In some ways this a very pragmatic bill, similar to legalizing prostitution or buying and selling pollution credits. Try this analogy. Little Gerogie has been caught with his hand in the cookie jar before dinner time and now has no appetite for the bill of rights. He doesn’t eat the cookies himself, he just gives them to his friends because he doesn’t have a clue what to do about 9/11 and he thinks if they have the cookies they will be distracted and will think he’ s doing something.
Mommy and Daddy are quite busy working double shifts to pay for everything. For instance they’re ten million short for the Denver convention, and they just don’t have the time and energy to do FISA, er cookies right. Besides, once Georgie is off to boarding school, he and his playmates won’t have the opportunity for cookies anymore. And the twins. Little Barack and Hillary both want to go to college, but they can only send one, so Mommy and Daddy are busy with that mess too. So instead of sending Georgie off to cookie boot camp, they want to stop little Georgie from putting his hand in the cookie jar in the first place until they can get him out of the house and have time to deal with it.
So here’s what they come up with.

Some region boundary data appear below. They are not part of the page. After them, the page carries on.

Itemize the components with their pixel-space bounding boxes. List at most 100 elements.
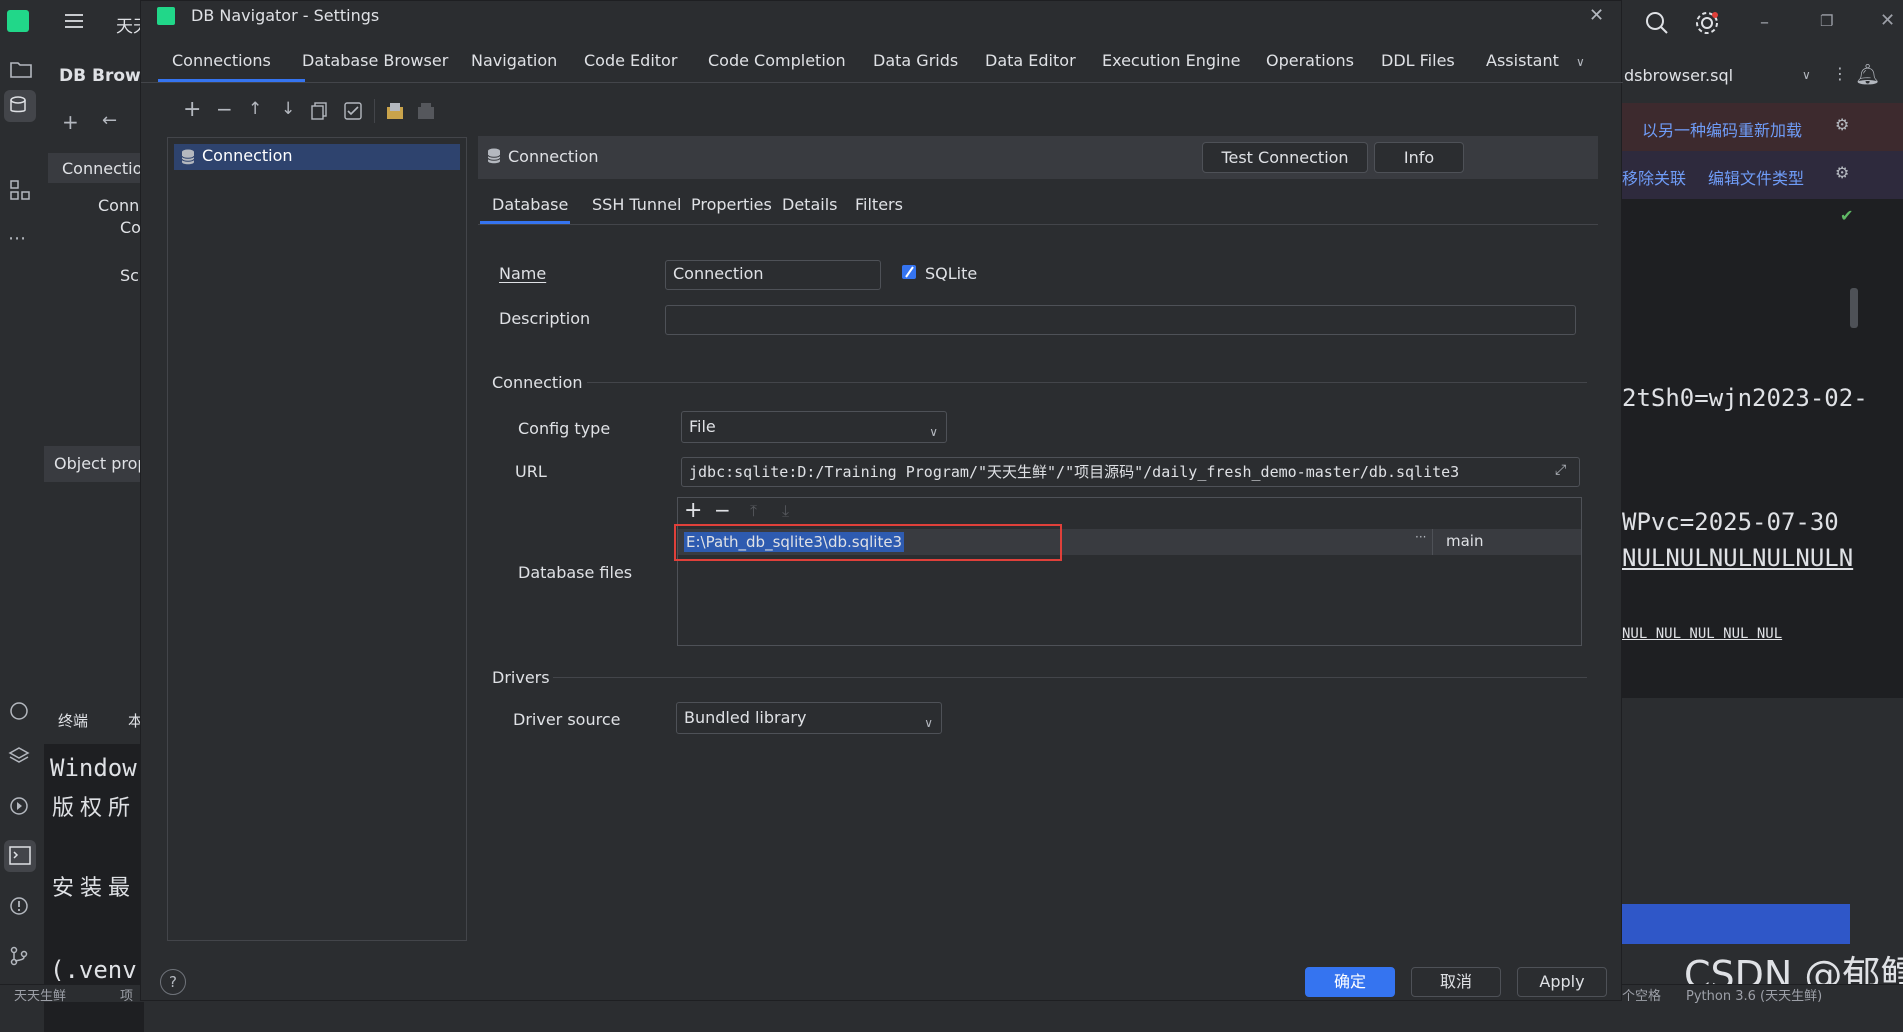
notifications-bell-icon[interactable]: 🔔︎ <box>1855 62 1880 86</box>
tab-assistant[interactable]: Assistant <box>1486 51 1559 70</box>
editor-file-tab[interactable]: dsbrowser.sql <box>1624 66 1733 85</box>
close-window-icon[interactable]: ✕ <box>1880 10 1895 31</box>
cancel-button[interactable]: 取消 <box>1411 967 1501 997</box>
highlight-box <box>674 524 1062 561</box>
info-button[interactable]: Info <box>1374 142 1464 173</box>
more-tabs-chevron-icon[interactable]: ∨ <box>1576 55 1585 69</box>
subtab-ssh-tunnel[interactable]: SSH Tunnel <box>592 195 681 214</box>
encoding-banner: 以另一种编码重新加载 ⚙ <box>1622 103 1903 151</box>
connection-list-item[interactable]: Connection <box>174 144 460 170</box>
problems-icon[interactable] <box>8 895 30 917</box>
driver-source-label: Driver source <box>513 710 621 729</box>
subtab-details[interactable]: Details <box>782 195 837 214</box>
status-project[interactable]: 天天生鲜 <box>14 985 66 1004</box>
tab-execution-engine[interactable]: Execution Engine <box>1102 51 1240 70</box>
structure-icon[interactable] <box>10 180 30 200</box>
ok-button[interactable]: 确定 <box>1305 967 1395 997</box>
tree-item-co[interactable]: Co <box>120 218 141 237</box>
tree-item-sc[interactable]: Sc <box>120 266 139 285</box>
add-icon[interactable]: + <box>183 97 201 122</box>
main-menu-icon[interactable] <box>64 12 84 30</box>
url-label: URL <box>515 462 547 481</box>
description-input[interactable] <box>665 305 1576 335</box>
tab-code-completion[interactable]: Code Completion <box>708 51 846 70</box>
terminal-tab[interactable]: 终端 <box>58 710 88 731</box>
move-up-icon[interactable]: ↑ <box>248 99 262 119</box>
code-line: NULNULNULNULNULN <box>1622 544 1854 572</box>
banner-gear-icon[interactable]: ⚙ <box>1835 115 1849 134</box>
layers-icon[interactable] <box>8 745 30 767</box>
banner-gear-icon[interactable]: ⚙ <box>1835 163 1849 182</box>
remove-icon[interactable]: − <box>216 97 233 121</box>
tab-data-editor[interactable]: Data Editor <box>985 51 1076 70</box>
tab-operations[interactable]: Operations <box>1266 51 1354 70</box>
settings-gear-icon[interactable] <box>1694 10 1720 36</box>
tree-item-conn[interactable]: Conn <box>98 196 139 215</box>
add-connection-icon[interactable]: + <box>62 110 79 134</box>
expand-icon[interactable]: ⤢ <box>1555 462 1566 478</box>
help-icon[interactable]: ? <box>160 969 186 995</box>
tab-ddl-files[interactable]: DDL Files <box>1381 51 1455 70</box>
git-icon[interactable] <box>8 945 30 967</box>
check-box-icon[interactable] <box>344 102 362 120</box>
minimize-icon[interactable]: – <box>1760 12 1769 33</box>
editor-area[interactable]: dsbrowser.sql ∨ ⋮ 以另一种编码重新加载 ⚙ 移除关联 编辑文件… <box>1622 48 1903 698</box>
more-tools-icon[interactable]: ⋯ <box>8 228 26 249</box>
status-interpreter[interactable]: Python 3.6 (天天生鲜) <box>1686 985 1822 1004</box>
import-icon[interactable] <box>385 101 405 121</box>
more-vertical-icon[interactable]: ⋮ <box>1832 64 1848 83</box>
config-type-label: Config type <box>518 419 611 438</box>
add-file-icon[interactable]: + <box>684 498 702 523</box>
edit-filetype-link[interactable]: 编辑文件类型 <box>1708 165 1804 189</box>
reload-encoding-link[interactable]: 以另一种编码重新加载 <box>1642 117 1802 141</box>
tab-connections[interactable]: Connections <box>172 51 271 70</box>
url-input[interactable]: jdbc:sqlite:D:/Training Program/"天天生鲜"/"… <box>681 457 1580 487</box>
subtab-filters[interactable]: Filters <box>855 195 903 214</box>
remove-association-link[interactable]: 移除关联 <box>1622 165 1686 189</box>
tab-data-grids[interactable]: Data Grids <box>873 51 958 70</box>
tab-navigation[interactable]: Navigation <box>471 51 557 70</box>
config-type-value: File <box>689 417 716 436</box>
apply-button[interactable]: Apply <box>1517 967 1607 997</box>
test-connection-button[interactable]: Test Connection <box>1202 142 1368 173</box>
column-divider <box>1432 529 1433 555</box>
folder-icon[interactable] <box>10 60 32 78</box>
browse-ellipsis-icon[interactable]: ··· <box>1415 530 1426 544</box>
config-type-select[interactable]: File ∨ <box>681 411 947 443</box>
db-browser-stripe-icon[interactable] <box>4 90 36 122</box>
dialog-app-icon <box>157 7 175 25</box>
tab-database-browser[interactable]: Database Browser <box>302 51 448 70</box>
database-icon <box>180 148 196 166</box>
restore-icon[interactable]: ❐ <box>1820 12 1833 30</box>
terminal-icon[interactable] <box>4 840 36 872</box>
connection-toolbar: + − ↑ ↓ <box>141 97 541 127</box>
search-icon[interactable] <box>1644 10 1670 36</box>
tab-dropdown-icon[interactable]: ∨ <box>1802 68 1811 82</box>
code-line: 2tSh0=wjn2023-02- <box>1622 384 1868 412</box>
db-browser-panel: DB Brows + ← Connectio Conn Co Sc Object… <box>44 48 151 1032</box>
move-file-down-icon: ⤓ <box>782 501 790 520</box>
run-services-icon[interactable] <box>8 795 30 817</box>
status-path[interactable]: 项 <box>120 985 133 1004</box>
tab-code-editor[interactable]: Code Editor <box>584 51 677 70</box>
python-console-icon[interactable] <box>8 700 30 722</box>
subtab-properties[interactable]: Properties <box>691 195 772 214</box>
status-indent[interactable]: 个空格 <box>1622 985 1661 1004</box>
connections-list: Connection <box>167 137 467 941</box>
subtab-database[interactable]: Database <box>492 195 568 214</box>
terminal-line: 安装最 <box>52 876 137 901</box>
ide-tool-stripe: ⋯ <box>0 0 45 1001</box>
copy-icon[interactable] <box>311 102 327 120</box>
driver-source-select[interactable]: Bundled library ∨ <box>676 702 942 734</box>
editor-scrollbar[interactable] <box>1850 288 1858 328</box>
connection-tab[interactable]: Connectio <box>48 153 144 183</box>
move-down-icon[interactable]: ↓ <box>281 99 295 119</box>
name-input[interactable]: Connection <box>665 260 881 290</box>
remove-file-icon[interactable]: − <box>714 498 731 522</box>
settings-tab-bar: Connections Database Browser Navigation … <box>141 43 1623 83</box>
code-line: WPvc=2025-07-30 <box>1622 508 1839 536</box>
dialog-close-icon[interactable]: ✕ <box>1589 5 1604 26</box>
db-file-schema[interactable]: main <box>1446 532 1483 550</box>
back-arrow-icon[interactable]: ← <box>102 110 117 131</box>
pycharm-logo-icon <box>7 10 29 32</box>
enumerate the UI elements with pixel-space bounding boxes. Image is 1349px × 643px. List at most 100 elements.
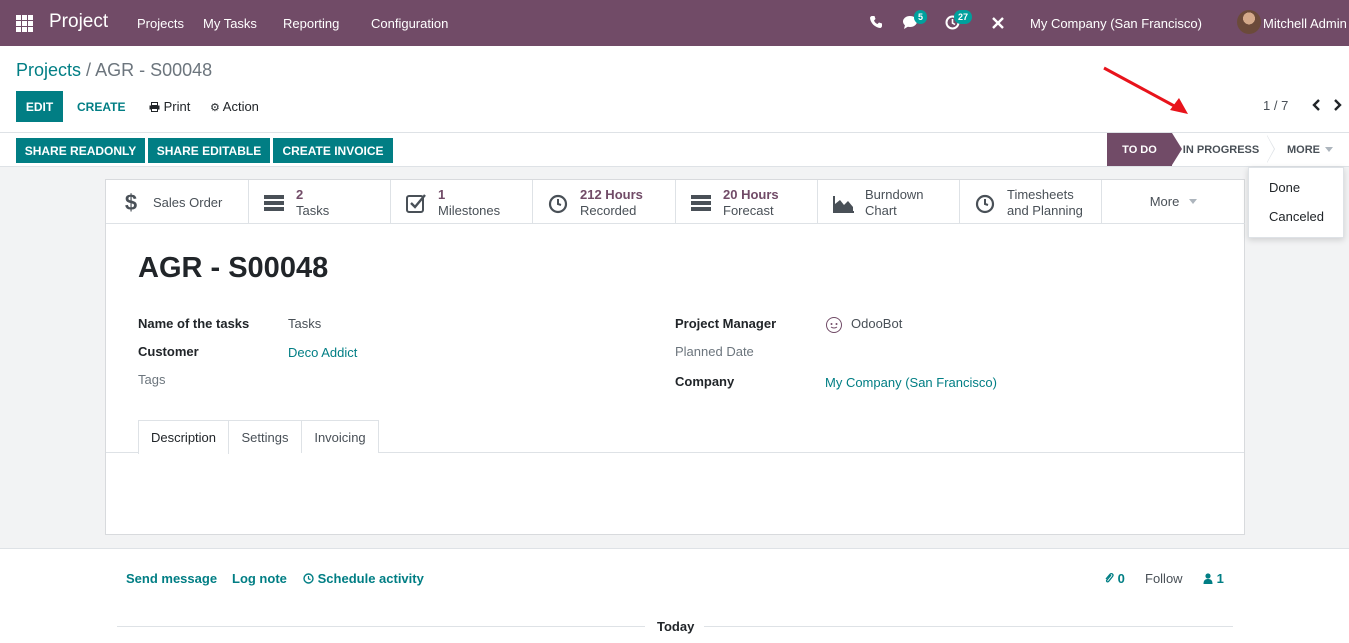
checkbox-icon [406,194,426,213]
log-note-button[interactable]: Log note [232,571,287,586]
burndown-label-line1: Burndown [865,187,924,202]
dollar-icon: $ [125,192,137,214]
clock-icon [975,194,995,214]
smart-button-recorded-hours[interactable]: 212 Hours Recorded [533,180,676,224]
attachments-button[interactable]: 0 [1104,571,1125,586]
apps-menu-icon[interactable] [16,15,33,32]
smart-more-label: More [1149,194,1180,209]
debug-tools-icon[interactable] [991,16,1005,30]
chatter: Send message Log note Schedule activity … [0,548,1349,643]
customer-value[interactable]: Deco Addict [288,345,357,360]
breadcrumb: Projects / AGR - S00048 [16,60,212,81]
breadcrumb-projects[interactable]: Projects [16,60,81,80]
timesheets-label-line1: Timesheets [1007,187,1074,202]
menu-configuration[interactable]: Configuration [371,16,448,31]
activities-badge: 27 [954,10,973,24]
share-readonly-button[interactable]: SHARE READONLY [16,138,145,163]
messages-badge: 5 [914,10,928,24]
company-switcher[interactable]: My Company (San Francisco) [1030,16,1202,31]
smart-button-sales-order[interactable]: $ Sales Order [106,180,249,224]
odoobot-avatar-icon [826,317,842,333]
attachments-count: 0 [1117,571,1125,586]
user-menu[interactable]: Mitchell Admin [1263,16,1347,31]
print-icon [149,102,160,112]
followers-button[interactable]: 1 [1203,571,1224,586]
svg-text:$: $ [125,192,137,214]
create-button[interactable]: CREATE [77,100,125,114]
status-bar: SHARE READONLY SHARE EDITABLE CREATE INV… [0,132,1349,167]
milestones-label: Milestones [438,203,501,218]
name-of-tasks-value[interactable]: Tasks [288,316,321,331]
smart-button-milestones[interactable]: 1 Milestones [391,180,533,224]
breadcrumb-separator: / [86,60,92,80]
tab-invoicing[interactable]: Invoicing [302,420,379,453]
gear-icon: ⚙ [210,102,220,114]
schedule-activity-button[interactable]: Schedule activity [303,571,424,586]
customer-label: Customer [138,344,199,359]
stage-more-label: MORE [1287,143,1320,156]
smart-button-tasks[interactable]: 2 Tasks [249,180,391,224]
menu-reporting[interactable]: Reporting [283,16,339,31]
stage-to-do[interactable]: TO DO [1107,133,1182,166]
stage-more-dropdown[interactable]: MORE [1280,133,1340,166]
smart-button-forecast-hours[interactable]: 20 Hours Forecast [676,180,818,224]
caret-down-icon [1189,199,1198,204]
create-invoice-button[interactable]: CREATE INVOICE [273,138,393,163]
annotation-arrow-icon [1103,66,1188,114]
chevron-left-icon[interactable] [1311,99,1321,111]
user-avatar[interactable] [1237,10,1261,34]
company-value[interactable]: My Company (San Francisco) [825,375,997,390]
menu-projects[interactable]: Projects [137,16,184,31]
smart-button-timesheets-planning[interactable]: Timesheets and Planning [960,180,1102,224]
user-icon [1203,573,1213,584]
tasks-label: Tasks [296,203,330,218]
project-manager-value[interactable]: OdooBot [851,316,902,331]
action-button[interactable]: ⚙ Action [210,99,259,114]
stage-in-progress[interactable]: IN PROGRESS [1175,133,1275,166]
tasks-icon [264,195,284,211]
timesheets-label-line2: and Planning [1007,203,1083,218]
forecast-hours-label: Forecast [723,203,774,218]
menu-my-tasks[interactable]: My Tasks [203,16,257,31]
clock-icon [303,573,314,584]
planned-date-label: Planned Date [675,344,754,359]
forecast-hours-value: 20 Hours [723,187,779,202]
print-button[interactable]: Print [149,99,190,114]
tags-label: Tags [138,372,166,387]
edit-button[interactable]: EDIT [16,91,63,122]
follow-button[interactable]: Follow [1145,571,1183,586]
tab-settings[interactable]: Settings [229,420,302,453]
clock-icon [548,194,568,214]
schedule-activity-label: Schedule activity [317,571,424,586]
smart-button-burndown-chart[interactable]: Burndown Chart [818,180,960,224]
phone-icon[interactable] [869,15,883,29]
dropdown-item-done[interactable]: Done [1269,180,1300,195]
burndown-label-line2: Chart [865,203,897,218]
pager-value[interactable]: 1 / 7 [1263,98,1288,113]
milestones-count: 1 [438,187,446,202]
followers-count: 1 [1216,571,1224,586]
tab-description[interactable]: Description [138,420,229,454]
action-label: Action [222,99,259,114]
tasks-icon [691,195,711,211]
app-brand[interactable]: Project [49,11,108,33]
share-editable-button[interactable]: SHARE EDITABLE [148,138,270,163]
top-navbar: Project Projects My Tasks Reporting Conf… [0,0,1349,46]
caret-down-icon [1325,147,1333,152]
stage-dropdown-menu: Done Canceled [1248,167,1344,238]
recorded-hours-value: 212 Hours [580,187,643,202]
print-label: Print [163,99,191,114]
record-title[interactable]: AGR - S00048 [138,252,328,285]
tasks-count: 2 [296,187,304,202]
send-message-button[interactable]: Send message [126,571,217,586]
form-sheet: $ Sales Order 2 Tasks 1 Milestones 212 H… [105,179,1245,535]
area-chart-icon [833,196,854,213]
breadcrumb-current: AGR - S00048 [95,60,213,80]
project-manager-label: Project Manager [675,316,777,331]
chevron-right-icon[interactable] [1333,99,1343,111]
smart-button-more[interactable]: More [1102,180,1245,224]
company-label: Company [675,374,735,389]
dropdown-item-canceled[interactable]: Canceled [1269,209,1324,224]
paperclip-icon [1105,572,1114,583]
divider-right [704,626,1233,627]
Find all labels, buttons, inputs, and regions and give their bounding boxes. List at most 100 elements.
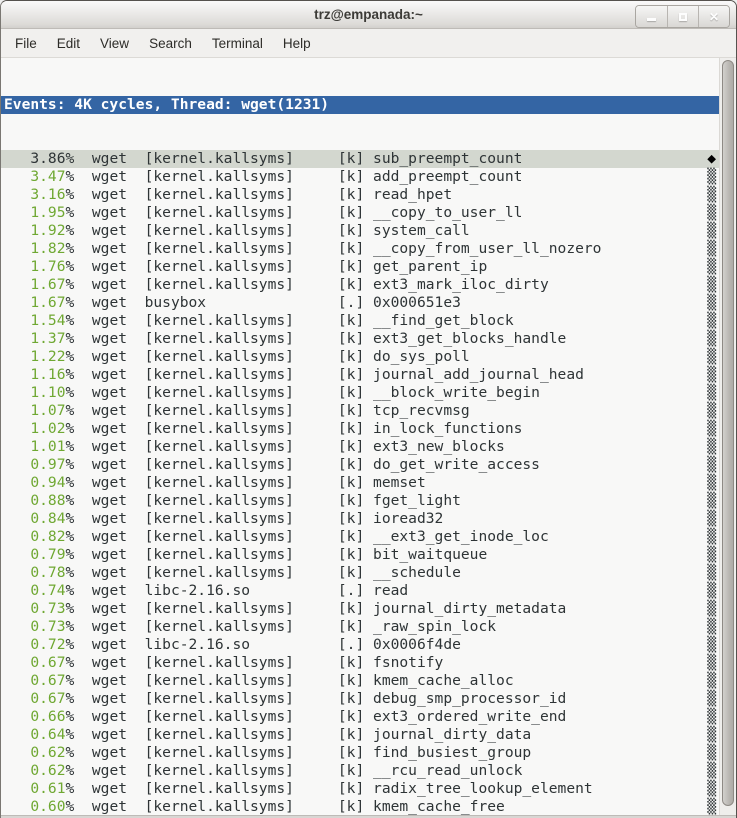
perf-row[interactable]: 0.84% wget [kernel.kallsyms] [k] ioread3…	[1, 510, 719, 528]
overhead-value: 1.16	[4, 366, 66, 383]
perf-row[interactable]: 0.82% wget [kernel.kallsyms] [k] __ext3_…	[1, 528, 719, 546]
tui-scrollbar-icon: ▒	[707, 222, 716, 240]
perf-row[interactable]: 1.67% wget [kernel.kallsyms] [k] ext3_ma…	[1, 276, 719, 294]
menubar: FileEditViewSearchTerminalHelp	[1, 29, 736, 58]
overhead-value: 0.67	[4, 690, 66, 707]
tui-scrollbar-icon: ▒	[707, 294, 716, 312]
row-text: % wget [kernel.kallsyms] [k] ioread32	[66, 510, 444, 527]
perf-row[interactable]: 0.61% wget [kernel.kallsyms] [k] radix_t…	[1, 780, 719, 798]
terminal-main: Events: 4K cycles, Thread: wget(1231) 3.…	[1, 58, 736, 815]
perf-row[interactable]: 0.72% wget libc-2.16.so [.] 0x0006f4de▒	[1, 636, 719, 654]
menu-file[interactable]: File	[5, 32, 47, 55]
overhead-value: 0.62	[4, 762, 66, 779]
perf-row[interactable]: 0.74% wget libc-2.16.so [.] read▒	[1, 582, 719, 600]
menu-view[interactable]: View	[90, 32, 139, 55]
tui-scrollbar-icon: ▒	[707, 600, 716, 618]
row-text: % wget [kernel.kallsyms] [k] add_preempt…	[66, 168, 523, 185]
overhead-value: 1.10	[4, 384, 66, 401]
perf-row[interactable]: 0.66% wget [kernel.kallsyms] [k] ext3_or…	[1, 708, 719, 726]
menu-search[interactable]: Search	[139, 32, 202, 55]
tui-scrollbar-icon: ▒	[707, 798, 716, 815]
perf-row[interactable]: 1.22% wget [kernel.kallsyms] [k] do_sys_…	[1, 348, 719, 366]
tui-scrollbar-icon: ▒	[707, 168, 716, 186]
overhead-value: 1.54	[4, 312, 66, 329]
perf-row[interactable]: 3.86% wget [kernel.kallsyms] [k] sub_pre…	[1, 150, 719, 168]
perf-events-header: Events: 4K cycles, Thread: wget(1231)	[1, 96, 719, 114]
overhead-value: 3.16	[4, 186, 66, 203]
perf-row[interactable]: 0.64% wget [kernel.kallsyms] [k] journal…	[1, 726, 719, 744]
perf-row[interactable]: 0.97% wget [kernel.kallsyms] [k] do_get_…	[1, 456, 719, 474]
perf-row[interactable]: 0.79% wget [kernel.kallsyms] [k] bit_wai…	[1, 546, 719, 564]
maximize-button[interactable]	[667, 6, 698, 27]
overhead-value: 0.64	[4, 726, 66, 743]
overhead-value: 0.62	[4, 744, 66, 761]
perf-row[interactable]: 1.92% wget [kernel.kallsyms] [k] system_…	[1, 222, 719, 240]
menu-terminal[interactable]: Terminal	[202, 32, 273, 55]
row-text: % wget [kernel.kallsyms] [k] __copy_from…	[66, 240, 602, 257]
overhead-value: 1.22	[4, 348, 66, 365]
tui-scrollbar-icon: ▒	[707, 366, 716, 384]
overhead-value: 1.37	[4, 330, 66, 347]
row-text: % wget [kernel.kallsyms] [k] __schedule	[66, 564, 461, 581]
row-text: % wget [kernel.kallsyms] [k] journal_dir…	[66, 726, 532, 743]
perf-row[interactable]: 1.95% wget [kernel.kallsyms] [k] __copy_…	[1, 204, 719, 222]
perf-row[interactable]: 1.76% wget [kernel.kallsyms] [k] get_par…	[1, 258, 719, 276]
perf-row[interactable]: 1.82% wget [kernel.kallsyms] [k] __copy_…	[1, 240, 719, 258]
overhead-value: 1.92	[4, 222, 66, 239]
row-text: % wget [kernel.kallsyms] [k] kmem_cache_…	[66, 798, 505, 815]
perf-row[interactable]: 3.47% wget [kernel.kallsyms] [k] add_pre…	[1, 168, 719, 186]
perf-row[interactable]: 0.78% wget [kernel.kallsyms] [k] __sched…	[1, 564, 719, 582]
tui-scrollbar-icon: ▒	[707, 258, 716, 276]
overhead-value: 0.78	[4, 564, 66, 581]
overhead-value: 0.61	[4, 780, 66, 797]
row-text: % wget [kernel.kallsyms] [k] ext3_get_bl…	[66, 330, 567, 347]
menu-edit[interactable]: Edit	[47, 32, 90, 55]
perf-row[interactable]: 0.73% wget [kernel.kallsyms] [k] _raw_sp…	[1, 618, 719, 636]
close-button[interactable]: ✕	[698, 6, 729, 27]
perf-row[interactable]: 0.62% wget [kernel.kallsyms] [k] __rcu_r…	[1, 762, 719, 780]
tui-scrollbar-icon: ▒	[707, 330, 716, 348]
tui-scrollbar-icon: ▒	[707, 474, 716, 492]
perf-row[interactable]: 1.01% wget [kernel.kallsyms] [k] ext3_ne…	[1, 438, 719, 456]
menu-help[interactable]: Help	[273, 32, 321, 55]
perf-row[interactable]: 1.67% wget busybox [.] 0x000651e3▒	[1, 294, 719, 312]
tui-scrollbar-icon: ▒	[707, 186, 716, 204]
scrollbar[interactable]	[719, 58, 736, 815]
overhead-value: 1.67	[4, 276, 66, 293]
perf-row[interactable]: 3.16% wget [kernel.kallsyms] [k] read_hp…	[1, 186, 719, 204]
row-text: % wget [kernel.kallsyms] [k] _raw_spin_l…	[66, 618, 497, 635]
overhead-value: 1.76	[4, 258, 66, 275]
perf-row[interactable]: 0.67% wget [kernel.kallsyms] [k] kmem_ca…	[1, 672, 719, 690]
perf-row[interactable]: 0.67% wget [kernel.kallsyms] [k] debug_s…	[1, 690, 719, 708]
overhead-value: 0.74	[4, 582, 66, 599]
perf-row[interactable]: 1.02% wget [kernel.kallsyms] [k] in_lock…	[1, 420, 719, 438]
perf-row[interactable]: 1.10% wget [kernel.kallsyms] [k] __block…	[1, 384, 719, 402]
perf-row[interactable]: 0.67% wget [kernel.kallsyms] [k] fsnotif…	[1, 654, 719, 672]
overhead-value: 1.82	[4, 240, 66, 257]
perf-row[interactable]: 0.62% wget [kernel.kallsyms] [k] find_bu…	[1, 744, 719, 762]
row-text: % wget [kernel.kallsyms] [k] __block_wri…	[66, 384, 540, 401]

They exchange the cookies for muffins. Harder to get out of the jar without being noticed. Then they say it’s okay to eat as many muffins as possible before mealtime as long as you put a little check mark on the little chart next to the muffin jar. Of course you will have to explain later what you did with all those muffins and count them and so forth, but for now just take the muffins and let someone know you took them.
And if you’re out of the house and need a muffin really quick, here’s a dime for mad money, just have the attorney general call an emergency and you get more muffins as long as you keep putting a check in the box next to the jar.
Of course, now that it’s okay to eat before meals, we don’t want to know about all the friends you gave those cookies to before–I mean, that’s all legal now, so why get upset over something that was not okay before but is okay now.
Hope you don’t mind all the cholesterol–don’t get any arterial plaque or stroke out or anything, now, y’hear?